Generación tapabocas
La infancia y la senectud han sufrido en sus carnes la pérdida de ese roce tan necesario para hacernos mejores como personas y que nos mitiga los achaques y la soledad
«Luisa y Carlos habían nacido a la vez, eran mellizos. Parecerse, lo que se dice parecerse, no se parecían en nada. Ella era morena, pelo negro, ojos rasgados y una sonrisa encantadora. Él, en cambio, era muy blanco de piel, pelo claro y una ... expresión socarrona que apuntaba maneras. Acababan de cumplir tres años e iban a empezar su segundo ciclo de Educación Infantil. De sus abuelas y abuelos, que vivían en otra provincia, no recordaban apenas nada. Solo los reconocían a través de una pantalla y no guardaban recuerdos algunos de besos, abrazos y carantoñas.
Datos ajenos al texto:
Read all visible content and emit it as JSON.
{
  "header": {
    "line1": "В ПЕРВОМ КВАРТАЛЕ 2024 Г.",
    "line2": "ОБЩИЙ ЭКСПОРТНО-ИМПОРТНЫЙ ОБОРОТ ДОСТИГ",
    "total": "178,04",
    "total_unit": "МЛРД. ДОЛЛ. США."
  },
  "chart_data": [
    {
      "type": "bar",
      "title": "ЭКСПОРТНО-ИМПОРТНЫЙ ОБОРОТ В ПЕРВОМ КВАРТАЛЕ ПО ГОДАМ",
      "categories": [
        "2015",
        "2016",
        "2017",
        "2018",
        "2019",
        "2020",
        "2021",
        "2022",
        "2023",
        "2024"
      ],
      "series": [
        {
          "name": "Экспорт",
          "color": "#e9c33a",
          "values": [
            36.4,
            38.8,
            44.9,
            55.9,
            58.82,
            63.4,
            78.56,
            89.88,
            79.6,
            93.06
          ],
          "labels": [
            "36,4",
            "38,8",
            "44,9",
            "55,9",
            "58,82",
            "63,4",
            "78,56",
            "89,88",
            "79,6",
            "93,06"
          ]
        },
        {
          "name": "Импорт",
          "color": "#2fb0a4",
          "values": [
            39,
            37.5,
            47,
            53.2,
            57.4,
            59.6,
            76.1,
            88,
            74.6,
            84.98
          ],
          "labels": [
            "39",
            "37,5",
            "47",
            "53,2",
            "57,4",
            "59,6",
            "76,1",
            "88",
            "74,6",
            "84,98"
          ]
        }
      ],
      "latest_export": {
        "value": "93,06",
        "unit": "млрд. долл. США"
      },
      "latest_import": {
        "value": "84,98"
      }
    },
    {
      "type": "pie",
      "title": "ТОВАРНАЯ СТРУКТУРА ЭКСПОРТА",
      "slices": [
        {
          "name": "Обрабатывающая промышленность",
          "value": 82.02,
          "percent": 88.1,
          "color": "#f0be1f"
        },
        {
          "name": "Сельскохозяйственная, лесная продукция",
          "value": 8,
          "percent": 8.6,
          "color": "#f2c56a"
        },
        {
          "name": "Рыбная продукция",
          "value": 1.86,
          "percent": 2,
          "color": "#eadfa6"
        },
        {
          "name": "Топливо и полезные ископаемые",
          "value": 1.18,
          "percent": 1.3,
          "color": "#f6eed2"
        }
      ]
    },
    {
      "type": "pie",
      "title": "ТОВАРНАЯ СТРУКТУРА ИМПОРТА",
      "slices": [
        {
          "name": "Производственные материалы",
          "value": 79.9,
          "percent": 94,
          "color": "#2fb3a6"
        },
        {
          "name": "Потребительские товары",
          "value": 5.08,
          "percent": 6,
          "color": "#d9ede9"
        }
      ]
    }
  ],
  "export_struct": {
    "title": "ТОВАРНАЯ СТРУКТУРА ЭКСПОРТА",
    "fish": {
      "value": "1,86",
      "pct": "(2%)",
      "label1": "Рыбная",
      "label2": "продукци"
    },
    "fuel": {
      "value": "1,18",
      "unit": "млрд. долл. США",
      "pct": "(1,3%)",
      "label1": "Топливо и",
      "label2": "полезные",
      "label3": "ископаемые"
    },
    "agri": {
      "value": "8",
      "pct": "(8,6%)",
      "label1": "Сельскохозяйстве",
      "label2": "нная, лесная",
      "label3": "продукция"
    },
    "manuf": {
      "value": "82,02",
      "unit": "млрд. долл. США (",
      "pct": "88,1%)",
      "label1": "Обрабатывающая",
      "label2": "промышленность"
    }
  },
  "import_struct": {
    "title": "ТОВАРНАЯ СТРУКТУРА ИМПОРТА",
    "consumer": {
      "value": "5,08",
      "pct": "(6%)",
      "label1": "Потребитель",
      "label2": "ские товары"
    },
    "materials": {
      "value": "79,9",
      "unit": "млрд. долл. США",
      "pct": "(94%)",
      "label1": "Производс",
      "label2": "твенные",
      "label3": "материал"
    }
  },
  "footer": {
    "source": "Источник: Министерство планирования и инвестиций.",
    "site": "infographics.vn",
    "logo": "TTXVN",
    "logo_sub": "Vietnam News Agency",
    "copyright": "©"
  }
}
En su guardería habían comprobado que sólo se reían los niños y las niñas. Su ‘seño’ llevaba un artilugio en la cara con el que sólo se le veían sus alegres ojos. Un día lectivo, Carlos, al llegar a casa le preguntó a su madre. Mami ¿Los otros papás y las otras mamás y las personas mayores tienen bocas con las que poder dar besos?».
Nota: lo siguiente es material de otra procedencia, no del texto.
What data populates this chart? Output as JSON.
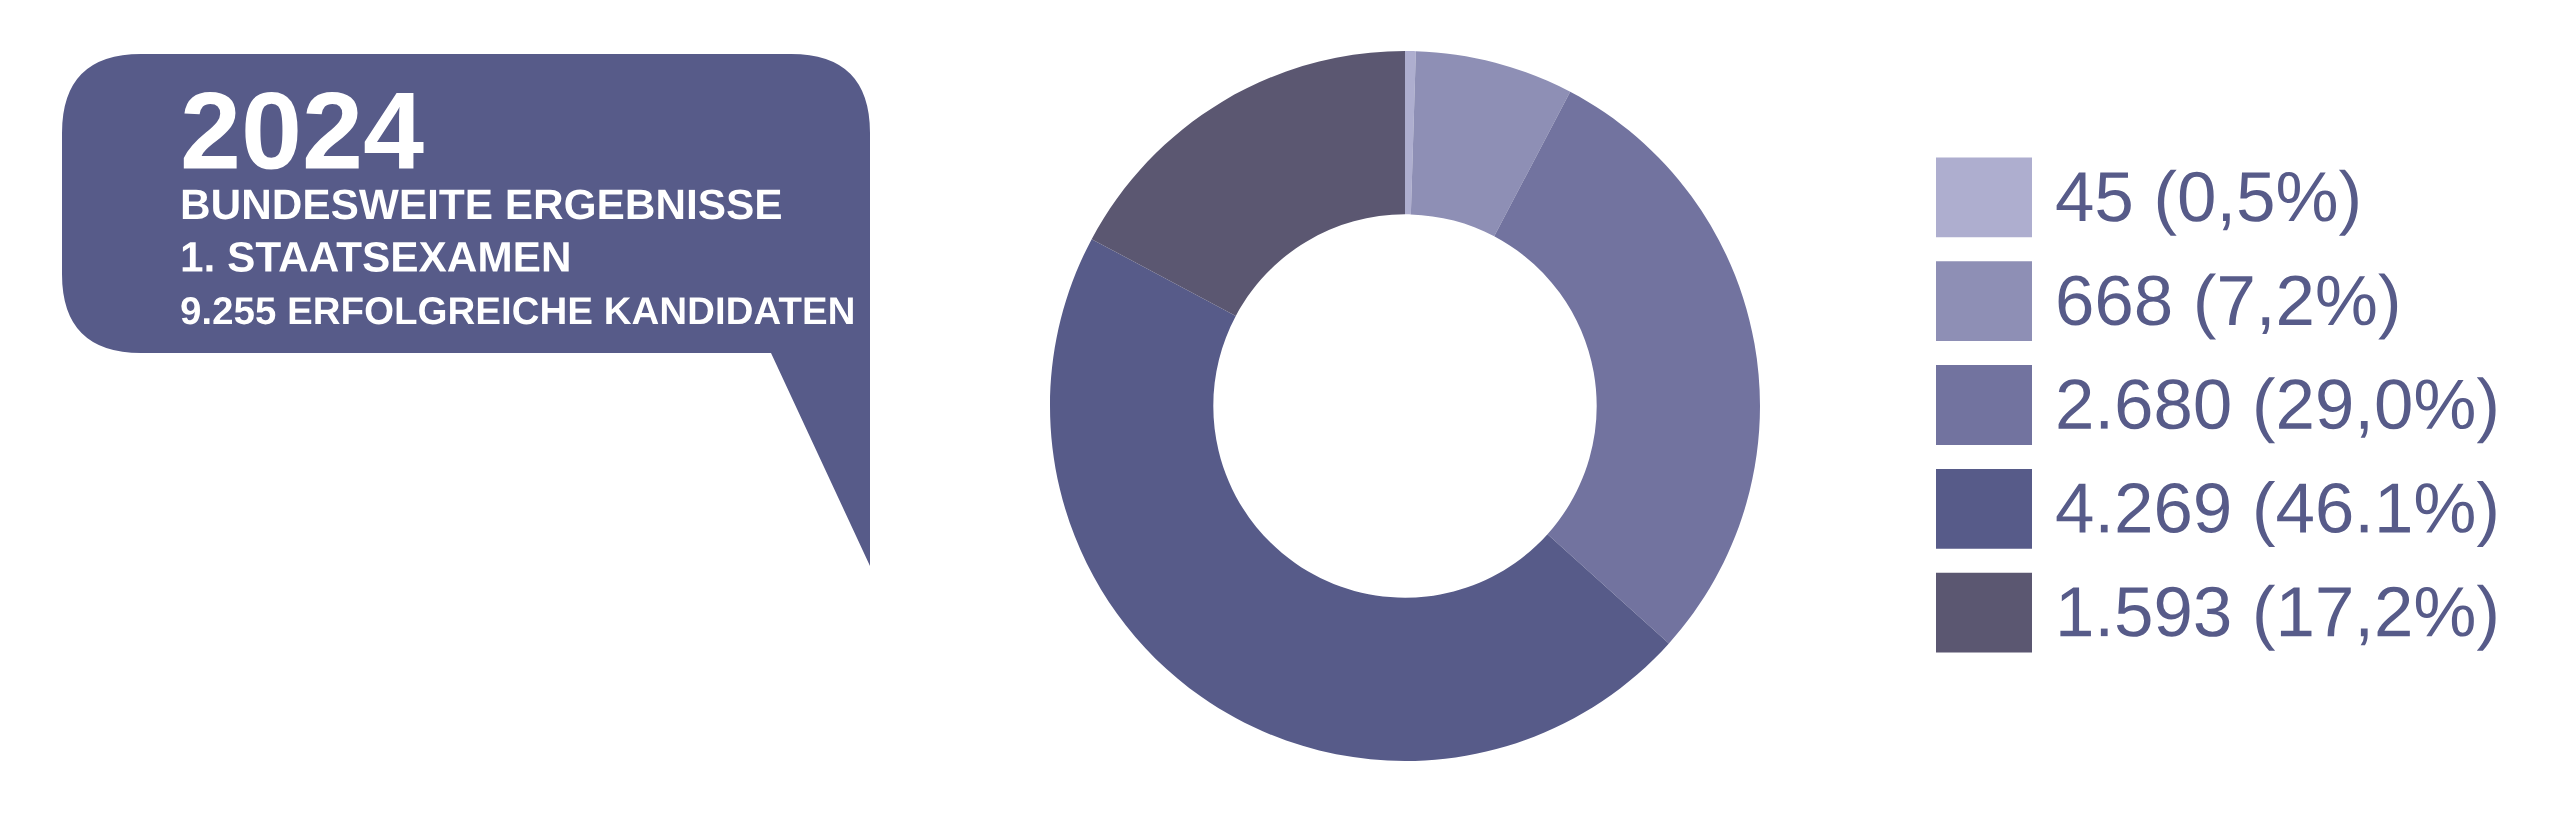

Para Charles Rosenberg, historiador de Medicina de la Universidad de Harvard, las epidemias se desarrollan como dramas sociales en tres actos. Los primeros signos son sutiles pero por el deseo de seguridad y la necesidad de protección de los intereses económicos, los ciudadanos ignoran las pistas de que algo va mal, hasta que la aceleración de los contagios y la lista interminable de personas fallecidas les obliga a reconocer el desastre. En un segundo momento la ciudadanía exige y demanda explicaciones a sus gobernantes, tanto en forma de respuesta sanitaria como de exigencias de soluciones económicas y de amparo moral. Y finalmente las epidemias se resuelven sucumbiendo a la acción social o agotando las víctimas susceptibles.
Las repercusiones afectivas que ha provocado la pandemia no dan respiro alguno. La cuarentena, el confinamiento, la distancia social y las amorfas y despegadas nuevas formas de relacionarnos nos afectan a todos. Pero, como siempre, los más perjudicados son los más vulnerables. La infancia y la senectud han sufrido en sus carnes la pérdida de ese roce tan necesario para hacernos mejores como personas y que nos mitiga los achaques y la soledad de los últimos días. La filósofa Victoria Camps, en su último libro ‘Tiempos de cuidados’, nos habla de la necesidad de desarrollar una ética basada en el deber individual de cuidar. «El Estado podrá hacer residencias para las personas mayores, pero no podemos pedirle que haga compañía y dé cariño y ternura a las personas».
Por otro lado, tenemos a los que aún están por descubrir sus lazos afectivos, aquellos que son ciudadanos en ciernes y que, de su buen desarrollo, serán las buenas personas del mañana. La Plataforma de Asociaciones de Psiquiatría y Psicología Clínica por la Salud Mental de la Infancia y Adolescencia ha elaborado un informe donde pone de manifiesto las evidencias y las recomendaciones para que esta Generación Tapabocas salga lo más ilesa posible de este batiburrillo pandémico.
La falta de tardes de juegos en el parque, esos recreos parcelados, esas entradas y salidas exprés de los colegios, están provocando cierta desnutrición emocional. La falta de achuchones, tactos, toques, caricias, abrazos y besos provoca tristeza y ansiedad. El miedo y la incertidumbre pueden marcar a toda una generación. En mi infancia, los tapabocas era el recurso educacional más socorrido ante la impertinencia infantil.